Raman spectroscopy has slowly started to gain more attention with the advances in SERS technology. The gradual decrease in cost and complexity in computing the Raman spectrum is paving the way to large-scale Raman spectrum data collection for diverse tasks. Therefore, suitable machine learning methods are needed to analyze these large-scale Raman spectrum data. However, there has not yet been any model developed for the sole purpose of Raman spectroscopy analysis, motivated and designed based on the unique properties of the Raman spectrum. Recently, existing methods like CNN or SVM have shown success in Raman spectrum analysis, but in this work, we presented reasoning that such methods may not be adequately suitable for Raman spectra analysis.

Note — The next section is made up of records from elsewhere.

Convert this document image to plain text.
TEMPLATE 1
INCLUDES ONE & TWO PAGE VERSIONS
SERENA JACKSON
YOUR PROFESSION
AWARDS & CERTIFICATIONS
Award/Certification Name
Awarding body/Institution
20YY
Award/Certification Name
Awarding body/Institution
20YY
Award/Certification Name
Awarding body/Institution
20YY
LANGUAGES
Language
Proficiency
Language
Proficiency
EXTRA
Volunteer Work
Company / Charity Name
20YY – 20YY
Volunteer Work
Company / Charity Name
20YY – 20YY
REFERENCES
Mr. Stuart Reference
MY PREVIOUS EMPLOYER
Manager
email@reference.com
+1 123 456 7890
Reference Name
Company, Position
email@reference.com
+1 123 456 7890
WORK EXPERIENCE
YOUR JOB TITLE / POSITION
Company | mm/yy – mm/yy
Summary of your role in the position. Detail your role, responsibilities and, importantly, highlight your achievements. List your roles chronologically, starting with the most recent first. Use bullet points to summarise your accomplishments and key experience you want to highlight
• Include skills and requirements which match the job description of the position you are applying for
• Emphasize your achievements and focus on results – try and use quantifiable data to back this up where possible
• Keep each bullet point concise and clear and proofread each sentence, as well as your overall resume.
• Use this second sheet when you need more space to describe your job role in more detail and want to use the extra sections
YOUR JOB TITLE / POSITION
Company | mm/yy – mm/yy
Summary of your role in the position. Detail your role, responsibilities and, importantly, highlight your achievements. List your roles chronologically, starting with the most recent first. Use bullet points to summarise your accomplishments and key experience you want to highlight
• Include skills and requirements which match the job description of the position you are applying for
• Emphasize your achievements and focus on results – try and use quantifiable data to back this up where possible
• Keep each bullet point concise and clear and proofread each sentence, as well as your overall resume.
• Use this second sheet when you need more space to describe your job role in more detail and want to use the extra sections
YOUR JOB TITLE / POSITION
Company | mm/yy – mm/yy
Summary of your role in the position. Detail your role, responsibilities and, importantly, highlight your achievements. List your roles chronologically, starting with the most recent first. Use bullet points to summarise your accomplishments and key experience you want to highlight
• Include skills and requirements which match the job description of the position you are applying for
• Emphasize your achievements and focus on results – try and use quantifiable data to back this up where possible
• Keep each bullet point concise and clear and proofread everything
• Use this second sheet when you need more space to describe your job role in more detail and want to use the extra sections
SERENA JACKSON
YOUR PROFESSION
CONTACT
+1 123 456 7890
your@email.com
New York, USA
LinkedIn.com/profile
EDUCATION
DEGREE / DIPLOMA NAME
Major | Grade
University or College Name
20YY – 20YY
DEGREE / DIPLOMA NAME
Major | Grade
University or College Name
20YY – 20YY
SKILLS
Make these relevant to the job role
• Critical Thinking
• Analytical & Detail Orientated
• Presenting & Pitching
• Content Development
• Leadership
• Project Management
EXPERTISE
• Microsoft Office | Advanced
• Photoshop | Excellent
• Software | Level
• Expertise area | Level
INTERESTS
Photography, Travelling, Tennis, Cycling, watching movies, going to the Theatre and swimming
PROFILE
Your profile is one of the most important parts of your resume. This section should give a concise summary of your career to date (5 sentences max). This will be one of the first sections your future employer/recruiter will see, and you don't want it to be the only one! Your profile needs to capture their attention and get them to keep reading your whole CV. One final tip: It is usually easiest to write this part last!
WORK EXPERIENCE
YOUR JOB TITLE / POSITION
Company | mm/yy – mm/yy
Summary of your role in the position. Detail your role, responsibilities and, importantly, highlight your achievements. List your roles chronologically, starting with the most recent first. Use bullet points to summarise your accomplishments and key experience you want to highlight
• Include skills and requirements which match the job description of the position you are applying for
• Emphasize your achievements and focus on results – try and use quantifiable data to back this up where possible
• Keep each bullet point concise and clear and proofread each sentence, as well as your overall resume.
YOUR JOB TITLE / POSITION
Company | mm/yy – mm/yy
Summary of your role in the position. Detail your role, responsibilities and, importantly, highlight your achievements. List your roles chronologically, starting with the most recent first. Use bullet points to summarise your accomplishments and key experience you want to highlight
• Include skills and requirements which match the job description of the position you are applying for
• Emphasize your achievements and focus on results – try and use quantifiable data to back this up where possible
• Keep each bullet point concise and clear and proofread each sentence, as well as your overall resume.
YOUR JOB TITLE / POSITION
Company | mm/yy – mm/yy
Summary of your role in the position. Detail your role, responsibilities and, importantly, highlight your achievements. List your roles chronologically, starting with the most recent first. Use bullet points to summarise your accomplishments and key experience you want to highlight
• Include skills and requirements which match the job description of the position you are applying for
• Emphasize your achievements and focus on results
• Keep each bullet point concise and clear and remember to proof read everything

In this work, we present RamanNet, a generalized neural network architecture for Raman spectrum analysis. We take intuitions from the nature of the Raman spectrum and design our model accordingly. We propose modifications to the convolutional network behaviors and emulate such operations using multi-layer perceptrons. This adjustment brings the best out of both worlds and it is reflected in the carefully designed experimental evaluation of the model on 4 public datasets. Not only that, the RamanNet outperforms all the state-of-the-art approaches in Raman spectroscopy analysis, it achieves it by adopting much less complexity. Moreover, RamanNet generates embeddings from spectrum which is much better than what is obtained from PCA, the de facto standard in Raman spectrum analysis. Furthermore, an interpretability study of RamanNet particularly on a disease dataset and it was revealed that the model is capable of focusing on (biologically) meaningful information.

Nevertheless, some weaknesses or limitations of this work may be postulated. RamanNet uses MLP layers at the input level to analyze the spectrum which is not too different from CNN layers. The issue with such layers is that they can only learn a set of fixed filters and cannot account for variabilities in the input after a certain degree. Using self-attention in the input should be able to circumvent this limitation of the existing models, as it enables the model to learn adaptive weights based on inputs [41]. Additionally, the different segments of the spectrum are limitedly coupled during the computation of the model. This is true for both MLP and CNN-based models. Using transformer architecture has the potential to alleviate this limitation, since through query-key-value computation, different segments of the input are compared against the rest of the input [40]. All these can be incorporated in the successive developments of future iterations of RamanNet.

The future direction of this research can be manifold. Firstly, we wish to evaluate RamanNet on more large-scale datasets, as they become public. Pretraing deep learning models on a large possibly unlabeled dataset has become a popular paradigm in recent times, which can also be adapted for Raman spectrum analysis. Secondly, we have not performed any preprocessing or background removal of the spectra, we wish to investigate this further with a more dedicated study to infer the denoising capabilities of RamanNet. Last but not least, we also wish to experiment with multiple particle data to assess if RamanNet is capable of identifying, segmenting, and extracting the signatures of the different particles.